The PC2e class was supposed to improve upon the PC1 class by addressing the fact that after engine failure on a twin the surviving engine does not provide its emergency power instantaneously. PC2e aims to ensure that, if one engine fails, the helicopter will not land hard or strike the helipad’s edge.
With PC2e, however, some other safety margins are reduced. For example, compared with PC1, PC2e allows a shorter distance between the tail and the helipad’s edge when the helicopter flies away.
PC1 might be more attractive than PC2e were it not for the fact that the helicopter must remain lightly loaded to conform with PC1, thus limiting payload.
With these drawbacks in mind, Eurocopter has conceived PC2 DLE after establishing a working group to develop a takeoff and landing procedure that takes into account “all external and material factors.”

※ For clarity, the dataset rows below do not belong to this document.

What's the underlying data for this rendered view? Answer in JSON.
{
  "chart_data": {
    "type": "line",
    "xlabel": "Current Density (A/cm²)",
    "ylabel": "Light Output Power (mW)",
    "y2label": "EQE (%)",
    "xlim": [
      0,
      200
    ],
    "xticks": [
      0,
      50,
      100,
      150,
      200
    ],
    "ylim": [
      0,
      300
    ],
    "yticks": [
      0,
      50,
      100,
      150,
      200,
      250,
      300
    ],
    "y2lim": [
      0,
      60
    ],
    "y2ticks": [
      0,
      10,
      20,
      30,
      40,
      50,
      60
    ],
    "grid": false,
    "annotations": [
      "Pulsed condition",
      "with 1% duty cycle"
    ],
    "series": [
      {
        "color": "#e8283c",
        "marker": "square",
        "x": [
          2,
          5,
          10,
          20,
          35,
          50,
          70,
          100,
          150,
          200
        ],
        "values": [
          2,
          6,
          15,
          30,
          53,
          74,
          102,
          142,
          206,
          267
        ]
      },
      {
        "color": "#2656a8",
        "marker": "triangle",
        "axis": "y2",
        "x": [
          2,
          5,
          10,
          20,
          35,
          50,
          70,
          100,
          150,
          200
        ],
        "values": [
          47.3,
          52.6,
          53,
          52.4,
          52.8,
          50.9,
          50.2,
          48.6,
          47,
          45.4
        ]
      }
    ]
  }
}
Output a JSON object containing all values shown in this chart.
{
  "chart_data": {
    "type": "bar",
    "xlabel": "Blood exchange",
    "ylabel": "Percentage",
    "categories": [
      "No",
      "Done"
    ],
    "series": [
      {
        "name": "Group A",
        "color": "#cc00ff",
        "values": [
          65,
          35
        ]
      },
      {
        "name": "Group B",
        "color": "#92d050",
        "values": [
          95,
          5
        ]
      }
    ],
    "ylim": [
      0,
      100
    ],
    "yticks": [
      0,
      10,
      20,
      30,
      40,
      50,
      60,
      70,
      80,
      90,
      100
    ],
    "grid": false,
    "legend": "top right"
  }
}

The airframer developed the PC2 DLE procedure in collaboration with “oil companies, regulatory authorities and major oil-and-gas operators such as Bond, Bristow and CHC.” It determines the period of exposure during takeoff (from zero to nine seconds) depending on platform height, aircraft weight, outside air temperature, wind and so on.
The operator can choose to keep the 30-foot requirement or it may adopt a “climb to 15 feet and fly away” procedure. It can choose its exposure-time-versus-payload compromise. Bruniaux said exposure time will most often be close to zero.
“This is consistent with the philosophy of safety management systems: giving responsibilities to the operator,” Bruniaux said. He also emphasized that the exposure times should be seen as maximums. “The remaining engine often provides more power than the guaranteed minimum,” he explained. And the power loss in an engine failure is not instantaneous.
The PC2 DLE is expected to comply with the in-the-works EASA OPS 3 regulation in Europe.
It is now offered to operators in the form of an appendix to the flight manual, already available for the EC155 and the EC225. An operator may use it if its national aviation authority agrees. The OGP oil industry is working with Eurocopter and other manufacturers to agree on extending the new performance class to makes other than Eurocopter.